How to design objects for performance

Question 1

It is the compiler's responsibility to decide what reasonable padding (assuming typical access patterns) is. The compiler does know a whole lot more about your machine than you'll ever will. Besides, your machine will be with you a couple of years; the program will be around for decades, running on a wide range of platforms, subject to a mind boggling variety of usage patterns. What is the best for today's i7 could very well be the worst for tomorrow's i8 or ARMv11.

Obfuscating code in pursuit of elusive "performance" falls squarely into premature optimization. Always remember that your time (writing, testing, debugging, understanding again after a week's time, on tweaked code) is much, much more expensive than the possibly wasted computer time (unless said code is run thousands of times a day on millions of machines, that is). Code tweaking makes no sense at all until you have hard facts showing that the performance isn't enough, and measurements telling you that shuffling that structure around is a bottleneck worth worrying about.

Question 2

Processors doesnt "read" the memory byte by byte as humans, they process it chunk by chunk, of variable sizes depending of the processor. It's called memory access granularity;

By "memory aligning" your object, the acess time may be faster and you can also avoid data fragmentation.

You can read more about data alignement here

Edit: I'm not saying that it's a good or bad practice, just sharing what I know about it.

Question 3

There are two really important things to say in answer to this question.

First, if you're going to tweak code for performance benefits, and if you've decided it's worthwhile (for whatever reason), you must first write a benchmark. You must be able to try both and measure the difference.

Second, tweaks of this kind will depend on how the assembly language interacts with the hardware. You must be able to read assembly language code and understand the different instructions sets and hardware accessing modes in order to understand why these tweaks might work.
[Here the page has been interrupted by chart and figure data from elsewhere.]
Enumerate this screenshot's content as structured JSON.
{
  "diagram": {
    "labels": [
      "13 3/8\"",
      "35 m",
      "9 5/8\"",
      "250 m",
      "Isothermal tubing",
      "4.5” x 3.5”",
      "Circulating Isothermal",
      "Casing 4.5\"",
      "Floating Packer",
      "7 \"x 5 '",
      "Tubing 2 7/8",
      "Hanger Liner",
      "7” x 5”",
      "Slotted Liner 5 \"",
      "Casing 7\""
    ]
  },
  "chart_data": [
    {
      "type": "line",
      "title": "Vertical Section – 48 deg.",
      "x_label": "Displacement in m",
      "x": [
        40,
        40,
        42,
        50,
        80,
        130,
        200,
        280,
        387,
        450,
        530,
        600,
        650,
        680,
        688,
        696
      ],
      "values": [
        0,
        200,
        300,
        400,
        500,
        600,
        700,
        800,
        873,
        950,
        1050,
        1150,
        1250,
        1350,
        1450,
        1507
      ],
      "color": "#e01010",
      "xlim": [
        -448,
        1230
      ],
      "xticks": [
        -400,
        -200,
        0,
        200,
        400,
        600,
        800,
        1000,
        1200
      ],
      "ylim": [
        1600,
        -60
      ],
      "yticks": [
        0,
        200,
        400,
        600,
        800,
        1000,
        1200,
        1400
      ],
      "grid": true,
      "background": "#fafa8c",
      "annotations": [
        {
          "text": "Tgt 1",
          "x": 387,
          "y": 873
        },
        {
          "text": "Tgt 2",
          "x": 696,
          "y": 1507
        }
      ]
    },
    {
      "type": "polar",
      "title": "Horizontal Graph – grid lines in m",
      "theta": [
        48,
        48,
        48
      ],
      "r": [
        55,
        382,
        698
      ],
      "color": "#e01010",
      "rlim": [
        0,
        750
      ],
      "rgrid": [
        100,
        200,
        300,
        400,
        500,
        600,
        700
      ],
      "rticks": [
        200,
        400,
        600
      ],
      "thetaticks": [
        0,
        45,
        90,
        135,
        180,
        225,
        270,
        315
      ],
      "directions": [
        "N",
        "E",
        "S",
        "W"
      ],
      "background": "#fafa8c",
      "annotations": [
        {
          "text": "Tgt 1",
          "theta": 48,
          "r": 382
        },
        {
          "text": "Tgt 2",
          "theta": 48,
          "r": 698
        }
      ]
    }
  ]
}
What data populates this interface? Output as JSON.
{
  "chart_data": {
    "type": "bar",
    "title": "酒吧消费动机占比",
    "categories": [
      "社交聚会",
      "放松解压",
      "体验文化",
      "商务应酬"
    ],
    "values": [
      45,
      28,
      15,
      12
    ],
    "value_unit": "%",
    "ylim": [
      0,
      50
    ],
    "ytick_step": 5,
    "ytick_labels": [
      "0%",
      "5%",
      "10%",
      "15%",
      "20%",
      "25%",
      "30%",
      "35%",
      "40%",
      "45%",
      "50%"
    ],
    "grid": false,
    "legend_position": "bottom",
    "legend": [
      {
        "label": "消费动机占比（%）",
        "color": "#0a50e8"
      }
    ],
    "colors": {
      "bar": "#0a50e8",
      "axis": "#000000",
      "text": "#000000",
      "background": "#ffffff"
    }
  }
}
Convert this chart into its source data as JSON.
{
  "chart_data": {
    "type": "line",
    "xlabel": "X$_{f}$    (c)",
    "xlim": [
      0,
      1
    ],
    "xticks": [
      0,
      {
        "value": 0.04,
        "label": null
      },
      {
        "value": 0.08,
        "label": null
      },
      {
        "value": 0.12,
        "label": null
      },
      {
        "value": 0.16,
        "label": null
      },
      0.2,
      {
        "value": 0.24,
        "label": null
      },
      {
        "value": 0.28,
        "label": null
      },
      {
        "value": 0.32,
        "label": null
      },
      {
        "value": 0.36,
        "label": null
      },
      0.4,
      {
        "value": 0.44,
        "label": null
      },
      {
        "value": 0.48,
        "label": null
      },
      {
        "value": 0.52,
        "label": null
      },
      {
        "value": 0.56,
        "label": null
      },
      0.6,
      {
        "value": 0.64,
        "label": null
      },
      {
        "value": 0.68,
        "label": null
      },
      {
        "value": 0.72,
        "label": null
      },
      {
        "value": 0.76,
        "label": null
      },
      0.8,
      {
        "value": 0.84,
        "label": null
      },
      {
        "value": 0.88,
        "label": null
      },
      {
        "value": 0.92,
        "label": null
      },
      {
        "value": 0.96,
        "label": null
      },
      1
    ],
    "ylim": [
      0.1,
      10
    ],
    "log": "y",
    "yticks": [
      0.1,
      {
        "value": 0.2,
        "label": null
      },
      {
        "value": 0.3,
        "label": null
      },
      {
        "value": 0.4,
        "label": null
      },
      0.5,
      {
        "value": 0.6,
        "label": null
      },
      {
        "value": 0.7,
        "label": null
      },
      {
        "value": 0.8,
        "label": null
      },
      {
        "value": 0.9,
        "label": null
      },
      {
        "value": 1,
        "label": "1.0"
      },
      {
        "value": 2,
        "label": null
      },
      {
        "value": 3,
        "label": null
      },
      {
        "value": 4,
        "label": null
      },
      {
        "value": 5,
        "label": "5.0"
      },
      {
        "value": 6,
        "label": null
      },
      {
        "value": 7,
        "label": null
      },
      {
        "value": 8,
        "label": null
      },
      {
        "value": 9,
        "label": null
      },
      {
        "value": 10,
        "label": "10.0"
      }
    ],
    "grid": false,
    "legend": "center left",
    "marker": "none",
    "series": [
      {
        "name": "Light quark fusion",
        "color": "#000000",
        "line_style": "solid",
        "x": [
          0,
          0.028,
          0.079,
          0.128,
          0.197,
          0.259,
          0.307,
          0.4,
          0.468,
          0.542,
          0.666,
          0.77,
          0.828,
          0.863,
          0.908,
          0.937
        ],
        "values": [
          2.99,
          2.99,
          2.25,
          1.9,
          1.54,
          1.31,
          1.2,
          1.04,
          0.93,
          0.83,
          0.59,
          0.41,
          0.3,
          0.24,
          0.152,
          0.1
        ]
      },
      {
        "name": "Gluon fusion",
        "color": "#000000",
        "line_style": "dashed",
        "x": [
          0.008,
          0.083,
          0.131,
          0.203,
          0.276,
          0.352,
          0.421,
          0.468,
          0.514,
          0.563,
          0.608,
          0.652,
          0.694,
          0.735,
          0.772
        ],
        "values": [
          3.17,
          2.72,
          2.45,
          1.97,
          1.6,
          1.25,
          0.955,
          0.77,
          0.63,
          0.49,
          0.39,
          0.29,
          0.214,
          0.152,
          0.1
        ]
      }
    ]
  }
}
Finally, your question has no answer in isolation. It depends on whether those objects are allocated individually or are in collections; whether there are other objects next to them; and how the compiler generates code for each case. In all likelihood alignment on a power-of-two boundary will be faster than misalignment, but a collection that fits in a cache is faster than one that doesn't. I wouldn't expect padding 8 or 4 bytes to improve performance, but if it was important, I would try it and test the result.